Charger les données aplaties dans un DataFrame

Cela chargera les données depuis le dump et les aplatis dans un DataFrame.

from ift6758.data import load_events_dataframe

df_2020 = load_events_dataframe(2020)
df_all = load_events_dataframe()

Utilisation avancée

from ift6758.data import (ApiClient, FileSystemCache, DataTransformer, GameType)
import os
import json

cache_path = os.path.dirname(os.path.abspath(__file__)) + "/storage/cache"
cache = FileSystemCache(cache_path)

dump_path = os.path.dirname(os.path.abspath(__file__)) + "/storage/dump"
dump = FileSystemCache(dump_path)

client = ApiClient(cache)

data_transformer = DataTransformer()

data = client.get_games_data(2020, [GameType.REGULAR, GameType.PLAYOFF])
dump.set("2020", json.dumps(data, indent=2))

df = data_transformer.flatten_raw_data_as_dataframe(data)
records = data_transformer.flatten_raw_data_as_records(data)

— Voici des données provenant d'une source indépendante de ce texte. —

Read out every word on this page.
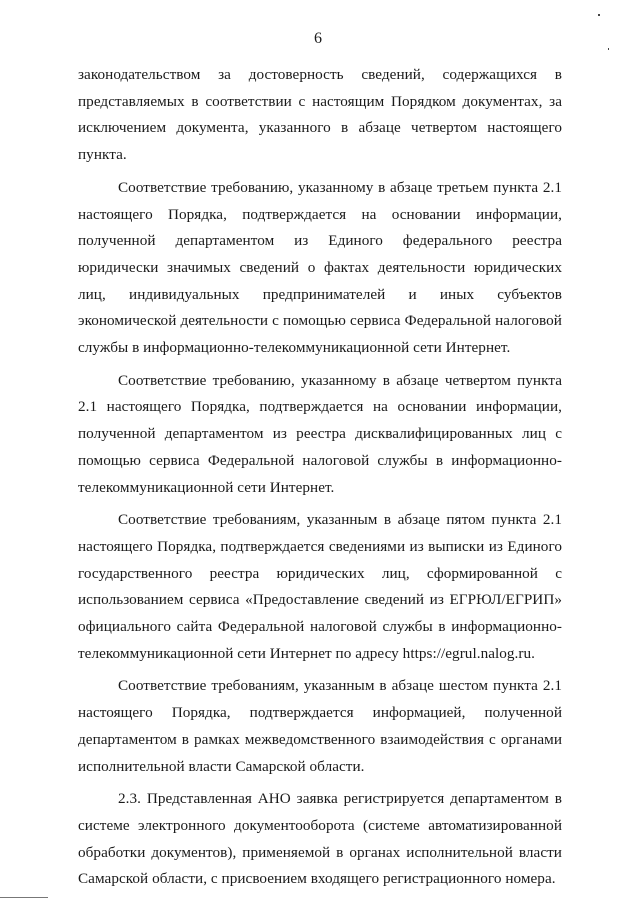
6

законодательством за достоверность сведений, содержащихся в представляемых в соответствии с настоящим Порядком документах, за исключением документа, указанного в абзаце четвертом настоящего пункта.

Соответствие требованию, указанному в абзаце третьем пункта 2.1 настоящего Порядка, подтверждается на основании информации, полученной департаментом из Единого федерального реестра юридически значимых сведений о фактах деятельности юридических лиц, индивидуальных предпринимателей и иных субъектов экономической деятельности с помощью сервиса Федеральной налоговой службы в информационно-телекоммуникационной сети Интернет.

Соответствие требованию, указанному в абзаце четвертом пункта 2.1 настоящего Порядка, подтверждается на основании информации, полученной департаментом из реестра дисквалифицированных лиц с помощью сервиса Федеральной налоговой службы в информационно-телекоммуникационной сети Интернет.

Соответствие требованиям, указанным в абзаце пятом пункта 2.1 настоящего Порядка, подтверждается сведениями из выписки из Единого государственного реестра юридических лиц, сформированной с использованием сервиса «Предоставление сведений из ЕГРЮЛ/ЕГРИП» официального сайта Федеральной налоговой службы в информационно-телекоммуникационной сети Интернет по адресу https://egrul.nalog.ru.

Соответствие требованиям, указанным в абзаце шестом пункта 2.1 настоящего Порядка, подтверждается информацией, полученной департаментом в рамках межведомственного взаимодействия с органами исполнительной власти Самарской области.

2.3. Представленная АНО заявка регистрируется департаментом в системе электронного документооборота (системе автоматизированной обработки документов), применяемой в органах исполнительной власти Самарской области, с присвоением входящего регистрационного номера.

Outil de débogage interactif

Question 1 :

Capture d’écran

image

Code de l’outil

import os
import json
import ipywidgets as widgets
from IPython.display import clear_output, display
import matplotlib.pyplot as plt
import matplotlib.image as mpimg
data_folder = '../ift6758/data/storage/dump/'
rink_image_path = '../figures/nhl_rink.png'

rink_width = 800
rink_height = 400

rink_x_min, rink_x_max = -100, 100
rink_y_min, rink_y_max = -42.5, 42.5
def load_season_data(season):
    file_path = os.path.join(data_folder, f"{season}.json")
    with open(file_path, 'r') as f:
        data = json.load(f)
    return data

def filter_games_by_type(data, season_type):
    """
    Filters the game data by regular season ('02') or playoffs ('03').
    It checks the 5th and 6th characters of the game ID to determine the game type.
    """
    filtered_games = [game for game in data if str(game['id'])[4:6] == season_type]
    return filtered_games

def display_event_info(game_data, event_index):
    event_data = game_data['plays'][event_index]
    event_id = event_data['eventId']
    period = event_data['periodDescriptor']['number']
    time_in_period = event_data['timeInPeriod']
    event_type = event_data['typeDescKey']
    
    with event_output:
        clear_output(wait=True)
        print(f"Event ID: {event_id}")
        print(f"Period: {period}")
        print(f"Time in Period: {time_in_period}")
        print(f"Event Type: {event_type}")
        
        if 'details' in event_data:
            details = event_data['details']
            if 'xCoord' in details and 'yCoord' in details:
                print(f"Event Position: x={details['xCoord']}, y={details['yCoord']}")
                transformed_x, transformed_y = transform_coordinates(details['xCoord'], details['yCoord'])
                display_rink_image(transformed_x, transformed_y)
            else:
                display_rink_image()

            if 'reason' in details:
                print(f"Reason: {details['reason']}")
            if 'winningPlayerId' in details:
                print(f"Winning Player ID: {details['winningPlayerId']}")
            if 'losingPlayerId' in details:
                print(f"Losing Player ID: {details['losingPlayerId']}")
            if 'shootingPlayerId' in details:
                print(f"Shooting Player ID: {details['shootingPlayerId']}")
            if 'goalieInNetId' in details:
                print(f"Goalie in Net ID: {details['goalieInNetId']}")
            if 'hittingPlayerId' in details:
                print(f"Hitting Player ID: {details['hittingPlayerId']}")
            if 'hitteePlayerId' in details:
                print(f"Hittee Player ID: {details['hitteePlayerId']}")
            if 'blockingPlayerId' in details:
                print(f"Blocking Player ID: {details['blockingPlayerId']}")
        else:
            display_rink_image()

        print("\nJSON:")
        print(json.dumps(event_data, indent=4)) 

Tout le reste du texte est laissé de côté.